To those in earnest, we point to Albrecht Dürer’s fine engraving: Knight, Death, and the Devil; for those who’d only peck and pry, we’ve a sharper quote in store. We align with open hearts bound by honor, with those “of good will,” who, with their character’s deep decency and proud sense of a Western mission, seek the seeds of a new dawn—ever poised to leap in and labor, ever watchful, sharp-eared, and clear-eyed, ever bold and affirming, not just sensing the new but summoning it by their being, bearers of both heritage and tomorrow. We long to share with our readers the hundreds of letters that reach us from across the globe. It’s often shattering to read the words of German youth, expellees from the East, former soldiers and officers, poets and writers—all free to roam yet spiritually captive, their pages brimming with joy that things are named rightly once more, the vital made plain.
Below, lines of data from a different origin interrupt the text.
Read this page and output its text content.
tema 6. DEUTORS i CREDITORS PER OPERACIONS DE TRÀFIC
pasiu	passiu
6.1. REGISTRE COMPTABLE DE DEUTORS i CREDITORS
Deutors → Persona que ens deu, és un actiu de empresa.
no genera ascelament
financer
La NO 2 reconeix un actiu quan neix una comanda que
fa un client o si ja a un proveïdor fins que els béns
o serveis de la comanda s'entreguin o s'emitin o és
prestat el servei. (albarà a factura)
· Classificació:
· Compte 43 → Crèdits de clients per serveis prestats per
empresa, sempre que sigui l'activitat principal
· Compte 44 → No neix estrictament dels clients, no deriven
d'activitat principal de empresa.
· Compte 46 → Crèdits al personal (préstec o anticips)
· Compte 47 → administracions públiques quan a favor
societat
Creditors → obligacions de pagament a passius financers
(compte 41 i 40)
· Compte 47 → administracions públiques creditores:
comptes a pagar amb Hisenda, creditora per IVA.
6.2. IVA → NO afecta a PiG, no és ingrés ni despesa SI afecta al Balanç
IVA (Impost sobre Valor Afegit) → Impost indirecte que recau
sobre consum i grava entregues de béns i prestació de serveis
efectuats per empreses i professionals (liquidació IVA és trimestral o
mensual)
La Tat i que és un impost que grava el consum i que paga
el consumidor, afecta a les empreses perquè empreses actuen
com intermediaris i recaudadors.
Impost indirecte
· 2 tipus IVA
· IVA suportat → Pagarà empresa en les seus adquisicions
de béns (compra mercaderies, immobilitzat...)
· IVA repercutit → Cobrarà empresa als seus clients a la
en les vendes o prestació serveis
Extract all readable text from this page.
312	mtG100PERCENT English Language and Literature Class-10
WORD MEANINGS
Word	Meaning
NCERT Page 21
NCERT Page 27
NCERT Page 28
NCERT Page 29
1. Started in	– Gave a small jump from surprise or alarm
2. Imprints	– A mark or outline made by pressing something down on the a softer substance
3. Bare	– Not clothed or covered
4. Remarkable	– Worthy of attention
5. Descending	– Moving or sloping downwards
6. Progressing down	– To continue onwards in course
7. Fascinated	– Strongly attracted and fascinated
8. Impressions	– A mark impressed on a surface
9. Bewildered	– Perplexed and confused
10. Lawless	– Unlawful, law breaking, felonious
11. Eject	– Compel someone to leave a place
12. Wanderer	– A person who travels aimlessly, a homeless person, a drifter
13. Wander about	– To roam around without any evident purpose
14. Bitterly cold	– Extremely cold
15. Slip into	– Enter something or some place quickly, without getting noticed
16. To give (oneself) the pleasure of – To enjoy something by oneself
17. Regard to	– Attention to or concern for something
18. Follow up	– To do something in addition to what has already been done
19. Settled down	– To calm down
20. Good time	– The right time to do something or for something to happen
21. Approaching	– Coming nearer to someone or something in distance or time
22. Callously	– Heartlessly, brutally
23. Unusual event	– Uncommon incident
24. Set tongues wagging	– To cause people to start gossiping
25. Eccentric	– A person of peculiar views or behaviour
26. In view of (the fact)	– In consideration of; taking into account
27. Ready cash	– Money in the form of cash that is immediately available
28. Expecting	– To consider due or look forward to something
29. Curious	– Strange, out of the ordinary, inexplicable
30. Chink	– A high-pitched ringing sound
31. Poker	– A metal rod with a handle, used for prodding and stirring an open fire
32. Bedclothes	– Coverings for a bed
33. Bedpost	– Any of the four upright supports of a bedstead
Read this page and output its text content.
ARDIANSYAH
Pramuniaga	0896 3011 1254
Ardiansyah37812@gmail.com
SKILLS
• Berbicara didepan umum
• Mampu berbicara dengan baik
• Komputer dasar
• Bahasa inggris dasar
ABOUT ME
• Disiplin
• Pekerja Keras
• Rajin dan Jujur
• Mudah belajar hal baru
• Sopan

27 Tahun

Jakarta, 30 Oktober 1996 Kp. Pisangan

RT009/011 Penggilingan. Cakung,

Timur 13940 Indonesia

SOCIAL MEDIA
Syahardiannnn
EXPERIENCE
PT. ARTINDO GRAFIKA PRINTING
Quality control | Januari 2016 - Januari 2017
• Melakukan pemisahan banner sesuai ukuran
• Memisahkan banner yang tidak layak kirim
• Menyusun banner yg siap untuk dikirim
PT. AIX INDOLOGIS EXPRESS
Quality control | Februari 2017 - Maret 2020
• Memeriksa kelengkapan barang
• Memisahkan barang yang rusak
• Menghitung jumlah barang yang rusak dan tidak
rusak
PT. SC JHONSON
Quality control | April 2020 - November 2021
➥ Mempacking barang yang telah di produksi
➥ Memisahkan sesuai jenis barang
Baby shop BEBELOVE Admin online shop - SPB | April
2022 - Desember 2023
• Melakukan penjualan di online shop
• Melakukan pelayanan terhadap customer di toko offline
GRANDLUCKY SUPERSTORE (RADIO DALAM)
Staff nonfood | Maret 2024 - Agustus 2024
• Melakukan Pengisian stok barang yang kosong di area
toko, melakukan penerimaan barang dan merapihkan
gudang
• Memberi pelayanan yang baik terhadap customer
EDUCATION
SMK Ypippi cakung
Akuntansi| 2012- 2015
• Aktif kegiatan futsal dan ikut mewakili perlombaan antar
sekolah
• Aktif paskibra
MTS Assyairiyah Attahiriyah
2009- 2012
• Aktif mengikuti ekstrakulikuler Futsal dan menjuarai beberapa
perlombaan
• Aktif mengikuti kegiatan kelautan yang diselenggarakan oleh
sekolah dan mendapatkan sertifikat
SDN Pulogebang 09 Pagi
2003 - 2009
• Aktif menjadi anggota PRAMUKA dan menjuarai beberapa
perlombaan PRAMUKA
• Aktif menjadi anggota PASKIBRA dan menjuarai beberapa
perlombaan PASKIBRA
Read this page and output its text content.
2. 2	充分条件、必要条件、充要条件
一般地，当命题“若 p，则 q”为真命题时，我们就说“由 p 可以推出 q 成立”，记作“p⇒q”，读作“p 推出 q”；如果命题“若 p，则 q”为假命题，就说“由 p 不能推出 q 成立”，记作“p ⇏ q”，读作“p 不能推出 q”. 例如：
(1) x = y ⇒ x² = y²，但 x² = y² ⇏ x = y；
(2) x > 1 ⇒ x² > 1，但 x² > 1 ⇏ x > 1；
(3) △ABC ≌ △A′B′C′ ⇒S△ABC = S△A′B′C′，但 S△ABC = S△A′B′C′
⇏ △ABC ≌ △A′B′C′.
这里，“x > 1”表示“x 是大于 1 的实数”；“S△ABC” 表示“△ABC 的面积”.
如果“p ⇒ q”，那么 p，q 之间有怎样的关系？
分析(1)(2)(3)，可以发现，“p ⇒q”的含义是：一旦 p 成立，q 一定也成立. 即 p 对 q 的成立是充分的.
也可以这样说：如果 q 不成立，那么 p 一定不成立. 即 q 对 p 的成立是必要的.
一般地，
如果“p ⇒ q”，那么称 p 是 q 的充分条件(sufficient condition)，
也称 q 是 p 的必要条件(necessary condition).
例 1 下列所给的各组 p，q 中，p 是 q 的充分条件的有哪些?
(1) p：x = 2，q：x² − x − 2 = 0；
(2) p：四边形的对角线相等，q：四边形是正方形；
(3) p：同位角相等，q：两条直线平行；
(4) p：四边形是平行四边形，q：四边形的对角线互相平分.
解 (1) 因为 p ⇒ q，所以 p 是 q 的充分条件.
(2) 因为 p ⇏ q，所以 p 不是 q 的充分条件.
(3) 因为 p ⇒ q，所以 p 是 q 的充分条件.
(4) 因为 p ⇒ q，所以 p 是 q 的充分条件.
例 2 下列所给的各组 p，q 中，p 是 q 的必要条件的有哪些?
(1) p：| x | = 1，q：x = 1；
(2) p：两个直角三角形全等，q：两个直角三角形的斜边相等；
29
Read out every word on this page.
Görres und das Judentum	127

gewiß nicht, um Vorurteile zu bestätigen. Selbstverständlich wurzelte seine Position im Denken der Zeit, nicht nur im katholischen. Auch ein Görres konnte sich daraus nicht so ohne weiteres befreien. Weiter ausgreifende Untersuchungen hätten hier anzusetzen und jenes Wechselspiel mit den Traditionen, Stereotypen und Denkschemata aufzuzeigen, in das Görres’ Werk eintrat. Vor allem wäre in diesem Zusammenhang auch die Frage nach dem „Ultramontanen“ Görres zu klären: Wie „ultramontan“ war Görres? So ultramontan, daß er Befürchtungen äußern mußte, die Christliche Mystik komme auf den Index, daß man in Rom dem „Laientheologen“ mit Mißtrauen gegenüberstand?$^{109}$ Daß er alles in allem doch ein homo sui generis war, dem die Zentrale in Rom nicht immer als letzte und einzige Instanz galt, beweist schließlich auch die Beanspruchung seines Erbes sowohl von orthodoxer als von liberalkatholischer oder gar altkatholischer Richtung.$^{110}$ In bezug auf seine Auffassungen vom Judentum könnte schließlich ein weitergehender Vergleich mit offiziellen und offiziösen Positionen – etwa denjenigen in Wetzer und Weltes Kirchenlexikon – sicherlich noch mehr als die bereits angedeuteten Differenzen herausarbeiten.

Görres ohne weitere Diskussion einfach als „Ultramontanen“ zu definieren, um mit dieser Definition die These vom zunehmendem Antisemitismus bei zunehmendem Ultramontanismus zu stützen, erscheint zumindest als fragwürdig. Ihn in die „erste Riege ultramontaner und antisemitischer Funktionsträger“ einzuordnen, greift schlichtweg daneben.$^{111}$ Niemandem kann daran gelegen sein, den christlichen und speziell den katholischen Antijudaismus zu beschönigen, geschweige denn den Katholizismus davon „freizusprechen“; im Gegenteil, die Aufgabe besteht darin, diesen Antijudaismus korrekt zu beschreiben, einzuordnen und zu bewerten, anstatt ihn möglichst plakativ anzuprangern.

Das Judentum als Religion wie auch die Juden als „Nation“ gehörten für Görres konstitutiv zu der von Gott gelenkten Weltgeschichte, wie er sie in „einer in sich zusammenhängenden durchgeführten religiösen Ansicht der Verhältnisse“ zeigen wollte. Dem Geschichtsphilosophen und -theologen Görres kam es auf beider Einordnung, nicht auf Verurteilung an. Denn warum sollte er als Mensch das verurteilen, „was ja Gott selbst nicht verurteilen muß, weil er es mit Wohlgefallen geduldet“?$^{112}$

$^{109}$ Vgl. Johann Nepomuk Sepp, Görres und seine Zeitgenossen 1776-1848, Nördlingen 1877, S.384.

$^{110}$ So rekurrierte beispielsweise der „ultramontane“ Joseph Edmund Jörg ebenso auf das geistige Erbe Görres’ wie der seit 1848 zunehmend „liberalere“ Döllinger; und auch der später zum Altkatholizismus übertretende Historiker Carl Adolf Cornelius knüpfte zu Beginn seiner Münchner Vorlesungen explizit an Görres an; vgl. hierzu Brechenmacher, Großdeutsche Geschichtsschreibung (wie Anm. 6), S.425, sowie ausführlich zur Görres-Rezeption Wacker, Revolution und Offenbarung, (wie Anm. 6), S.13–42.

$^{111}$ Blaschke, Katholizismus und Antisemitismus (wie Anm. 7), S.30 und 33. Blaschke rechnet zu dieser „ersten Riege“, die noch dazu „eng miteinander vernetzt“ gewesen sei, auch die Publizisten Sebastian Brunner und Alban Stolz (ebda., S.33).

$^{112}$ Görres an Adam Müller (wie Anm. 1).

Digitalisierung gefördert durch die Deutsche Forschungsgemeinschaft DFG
From our readers’ fidelity and attachment, and from our clear, firm aims, springs our duty to ever expand Der Weg, to shape it more beautifully, enrich and diversify it, striving ceaselessly for its perfection: its joys should deepen, its gifts grow truer, its readers multiply, its vision stretch wider, its sparked thoughts bear richer fruit, its community bind tighter. We’ll make no rash vows, but rest assured, all our care and tireless zeal fuel this growth, and the new year of 1949 will bring planned enrichments aplenty. Yet we ask our readers to keep spreading the word, winning new subscribers, proving their stake with ideas and submissions, trusting each new reader aids our finer crafting. May we all—readers and staff—aim in the year ahead to double our circulation once more, as we did this year precisely. Our deepest delight would be if you, our readers, seize and fulfill this hope.
We wish our friends, our team, and our readers a warm Christmas and hearty blessings for the New Year! May this saying guide us all in the year to come:
Sieg oder Niederlage ruht in Gottes Hand, der Ehre sind wir selber Herr und König!
Victory or defeat rests in God’s hand,
Of honor, we ourselves are lord and king!